Steven Bosscher - March 11, 2013, 6:24 p.m.
On Mon, Mar 11, 2013 at 10:52 AM, Richard Biener wrote:
> Given
>
> +   well.  Return true if all is well, false if something happened
> +   that is fatal to the rest of the LIM pass.  */
>
> -static void
> +static bool
>  gather_mem_refs_stmt (struct loop *loop, gimple stmt)
>
> and
>
>    FOR_EACH_BB (bb)
>      {
> ...
> +      for (bsi = gsi_start_bb (bb);
> +          !gsi_end_p (bsi) && all_ok;
> +          gsi_next (&bsi))
> +       all_ok = gather_mem_refs_stmt (loop, gsi_stmt (bsi));
> +
> +      if (! all_ok)
> +        bitmap_set_bit (loops_with_too_many_memrefs, loop->num);
> +    }
> +
> +  /* Propagate the information about loops with too many memory
> +     references up the loop hierarchy.  */
> +  FOR_EACH_LOOP (li, loop, LI_FROM_INNERMOST)
> +    {
> +      struct loop *outer = loop_outer (loop);
> +      if (outer == current_loops->tree_root
> +         || ! bitmap_bit_p (loops_with_too_many_memrefs, loop->num))
> +       continue;
> +      bitmap_set_bit (loops_with_too_many_memrefs, outer->num);
>      }
>
> I don't see how this propagation works correctly as you start to mark
> BBs as not-ok starting from a "random" basic-block in the loop tree.

Not at all.

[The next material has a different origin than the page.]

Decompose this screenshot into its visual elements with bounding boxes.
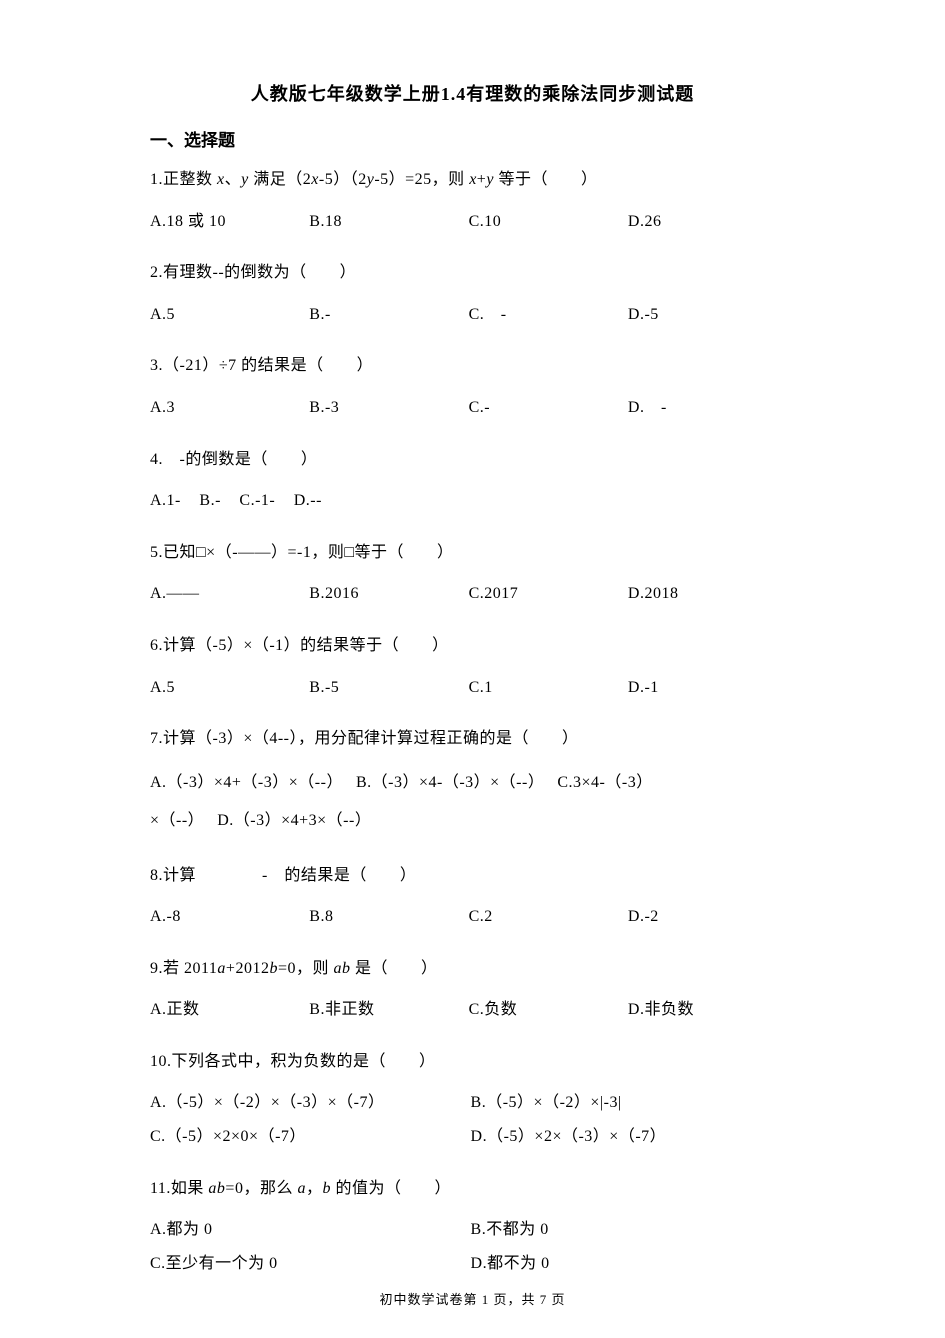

The function looks like this:

static void
gather_mem_refs_in_loops (bitmap loops_with_too_many_memrefs)
{
  FOR_EACH_BB (bb)
    {
       for each gimple statement
         all_ok = gather_mem_refs_stmt (loop, gsi_stmt (bsi));
    if (! all_ok)
        bitmap_set_bit (loops_with_too_many_memrefs, loop->num);
    }

  /* Propagate the information about loops with too many memory
     references up the loop hierarchy.  */
  FOR_EACH_LOOP (li, loop, LI_FROM_INNERMOST)
    {
      struct loop *outer = loop_outer (loop);
      if (outer == current_loops->tree_root
          || ! bitmap_bit_p (loops_with_too_many_memrefs, loop->num))
        continue;
      bitmap_set_bit (loops_with_too_many_memrefs, outer->num);
    }

  /* Propagate the information about accessed memory references up
     the loop hierarchy.  */
  FOR_EACH_LOOP (li, loop, LI_FROM_INNERMOST)
    /* Propagate stuff */
}

So all basic blocks are visited first.
Note it is also like this without my patch.

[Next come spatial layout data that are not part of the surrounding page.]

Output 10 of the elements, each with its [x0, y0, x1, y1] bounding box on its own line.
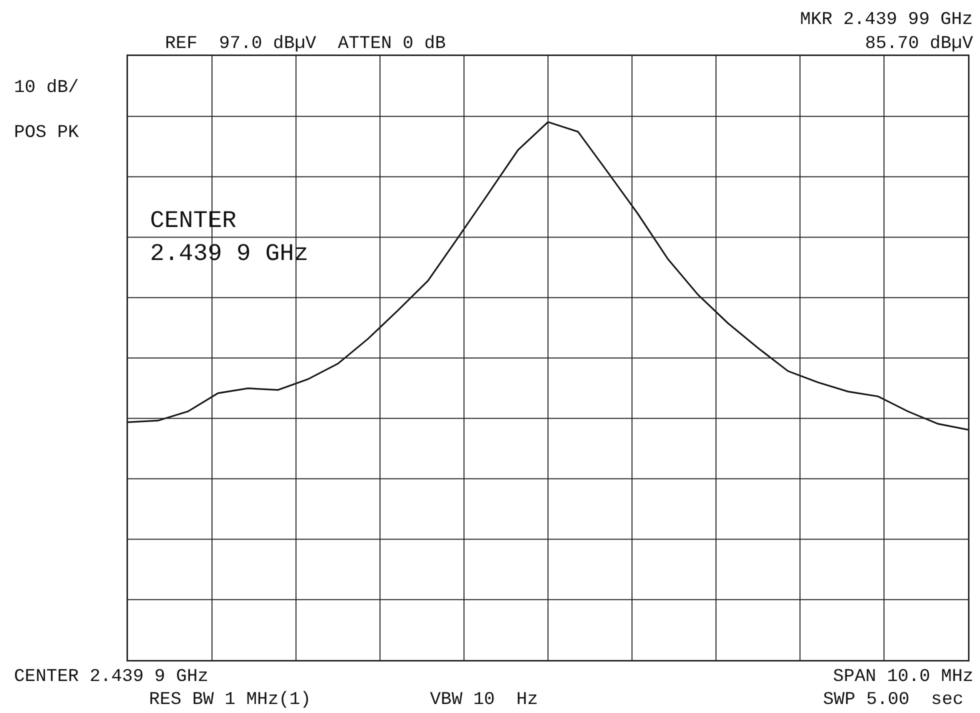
text: 85.70 dBµV: [865, 34, 974, 54]
text: RES BW 1 MHz(1): [149, 690, 312, 710]
text: MKR 2.439 99 GHz: [800, 10, 973, 30]
text: REF 97.0 dBµV ATTEN 0 dB: [165, 34, 446, 54]
text: CENTER 2.439 9 GHz: [14, 667, 208, 687]
text: POS PK: [14, 123, 80, 143]
text: SWP 5.00 sec: [823, 690, 964, 710]
text: 10 dB/: [14, 78, 79, 98]
text: SPAN 10.0 MHz: [833, 667, 974, 687]
text: VBW 10 Hz: [430, 690, 538, 710]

> You of course also end up disqualifying very small loops completely
> if they happen to be analyzed after a very big one you disqualify.
> Of course that's partly because memory_accesses contains all
> memory accesses in the function - so I think rather than limiting
> on length of memory_accesses you want to limit on the length of
> memory_accesses.refs_in_loop (well, on memory_accesses.all_refs_in_loop).

Right, I guess the limit should be per-loop, and it's "global" now.

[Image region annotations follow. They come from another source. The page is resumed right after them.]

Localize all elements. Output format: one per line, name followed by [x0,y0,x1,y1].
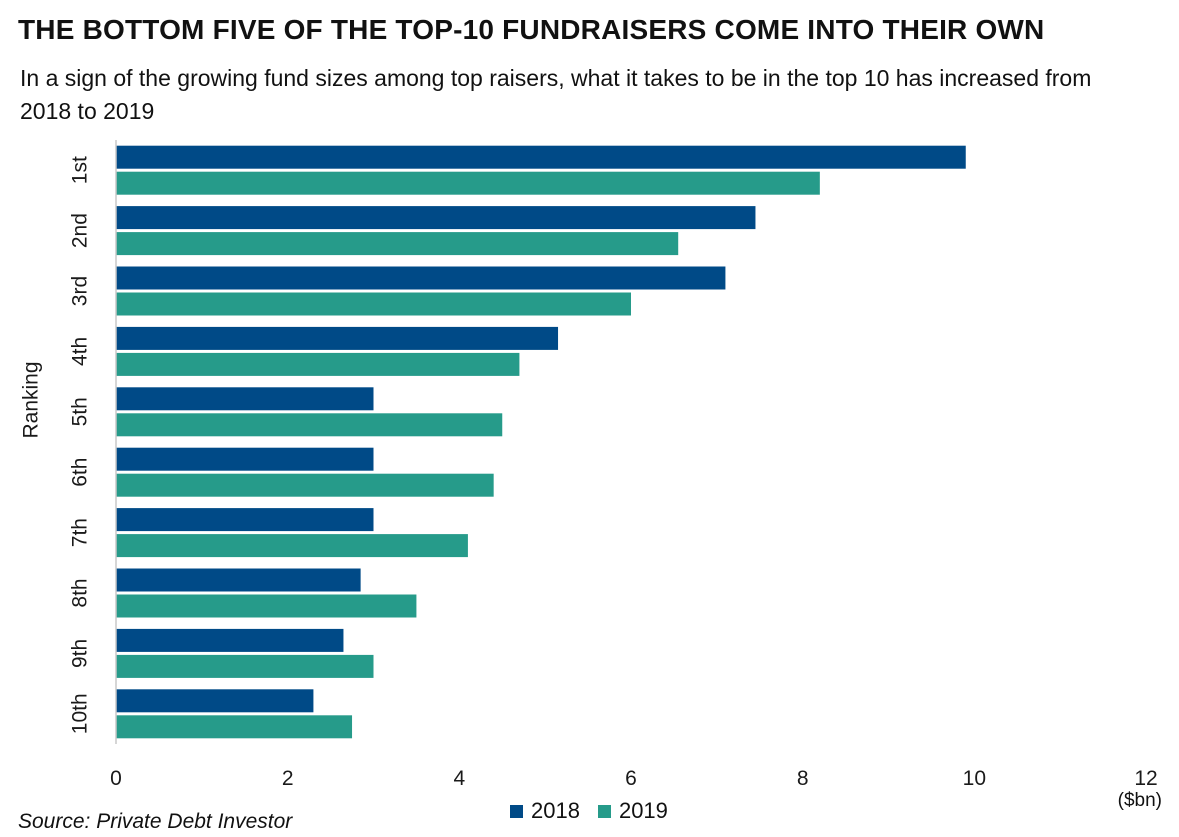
legend-label-2019: 2019 [618,798,668,823]
category-label-9th: 9th [69,639,92,668]
x-tick-label-8: 8 [797,767,809,790]
x-axis-ticks: 0 2 4 6 8 10 12 [110,767,1158,790]
bar-2019-10th [116,715,353,739]
bar-2019-7th [116,534,468,558]
bar-2018-5th [116,387,374,411]
category-label-4th: 4th [69,337,92,366]
category-label-6th: 6th [69,458,92,487]
x-tick-label-6: 6 [625,767,637,790]
y-axis-title: Ranking [20,361,43,438]
category-label-10th: 10th [69,693,92,734]
x-axis-unit: ($bn) [1117,790,1162,811]
legend: 2018 2019 [510,798,686,824]
category-label-2nd: 2nd [69,213,92,248]
bar-2019-2nd [116,232,679,256]
x-tick-label-0: 0 [110,767,122,790]
x-tick-label-10: 10 [963,767,986,790]
source-note: Source: Private Debt Investor [18,810,293,833]
bar-2019-1st [116,171,820,195]
bar-2018-1st [116,145,966,169]
bar-2018-4th [116,326,559,350]
x-tick-label-4: 4 [453,767,465,790]
category-label-8th: 8th [69,578,92,607]
bar-2019-6th [116,473,494,497]
legend-item-2019: 2019 [597,798,668,824]
bar-2018-2nd [116,206,756,230]
chart-title: THE BOTTOM FIVE OF THE TOP-10 FUNDRAISER… [18,14,1045,45]
bar-2018-7th [116,508,374,532]
x-tick-label-12: 12 [1134,767,1157,790]
bars-group [116,145,966,739]
bar-2019-4th [116,352,520,376]
bar-2018-10th [116,689,314,713]
bar-2018-6th [116,447,374,471]
legend-label-2018: 2018 [531,798,580,823]
category-label-7th: 7th [69,518,92,547]
bar-2018-9th [116,628,344,652]
category-labels: 1st 2nd 3rd 4th 5th 6th 7th 8th 9th 10th [69,156,92,734]
legend-item-2018: 2018 [510,798,580,824]
x-tick-label-2: 2 [282,767,294,790]
category-label-3rd: 3rd [69,276,92,306]
category-label-1st: 1st [69,156,92,184]
chart-subtitle: In a sign of the growing fund sizes amon… [20,65,1092,124]
bar-2018-3rd [116,266,726,290]
bar-2019-8th [116,594,417,618]
bar-2019-5th [116,413,503,437]
category-label-5th: 5th [69,397,92,426]
bar-2018-8th [116,568,361,592]
bar-2019-3rd [116,292,631,316]
legend-swatch-2019 [597,804,611,818]
bar-2019-9th [116,654,374,678]
legend-swatch-2018 [510,804,523,818]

> And you want the initial walk over all BBs to instead walk on BBs
> FOR_EACH_LOOP and LI_FROM_INNERMOST (you can then do the
> propagation to fill all_refs_in_loop there, too).

That is already what happens.


> At this point this should be stage1 material, eventually backported for 4.8.1.

Obviously.

> And yes, aside from the above the rest of the patch looks good to me
> (move loops_with_too_many_memrefs into the memory_accesses struct?)

That's a good idea.

I'll come back with an updated patch for trunk GCC 4.9.

Ciao!
Steven

Patch

Index: gcc/tree-ssa-loop-im.c
===================================================================
--- gcc/tree-ssa-loop-im.c      (revision 196547)
+++ gcc/tree-ssa-loop-im.c      (working copy)
@@ -1629,29 +1629,30 @@  gather_mem_refs_in_loops (void)
   loop_iterator li;
   bitmap lrefs, alrefs, alrefso;

-  FOR_EACH_BB (bb)
-    {
-      loop = bb->loop_father;
-      if (loop == current_loops->tree_root)
-       continue;
-
-      for (bsi = gsi_start_bb (bb); !gsi_end_p (bsi); gsi_next (&bsi))
-       gather_mem_refs_stmt (loop, gsi_stmt (bsi));
-    }
-
-  /* Propagate the information about accessed memory references up
-     the loop hierarchy.  */
   FOR_EACH_LOOP (li, loop, LI_FROM_INNERMOST)
     {
+      basic_block bbs = get_loop_body (loop);
+      for (i = 0; i < loop->num_nodes; ++i)
+       {
+         bb = bbs[i];
+         if (bb->loop_father != loop)
+           continue;
+         for (bsi = gsi_start_bb (bb); !gsi_end_p (bsi); gsi_next (&bsi))
+           gather_mem_refs_stmt (loop, gsi_stmt (bsi));
+       }
+      free (bbs);
+
+      /* Propagate the information about accessed memory references up
+        the loop hierarchy.  */
       lrefs = memory_accesses.refs_in_loop[loop->num];
       alrefs = memory_accesses.all_refs_in_loop[loop->num];
       bitmap_ior_into (alrefs, lrefs);

-      if (loop_outer (loop) == current_loops->tree_root)
-       continue;
-
-      alrefso = memory_accesses.all_refs_in_loop[loop_outer (loop)->num];
-      bitmap_ior_into (alrefso, alrefs);
+      if (loop_outer (loop) != current_loops->tree_root)
+       {
+         alrefso = memory_accesses.all_refs_in_loop[loop_outer (loop)->num];
+         bitmap_ior_into (alrefso, alrefs);
+       }
     }
 }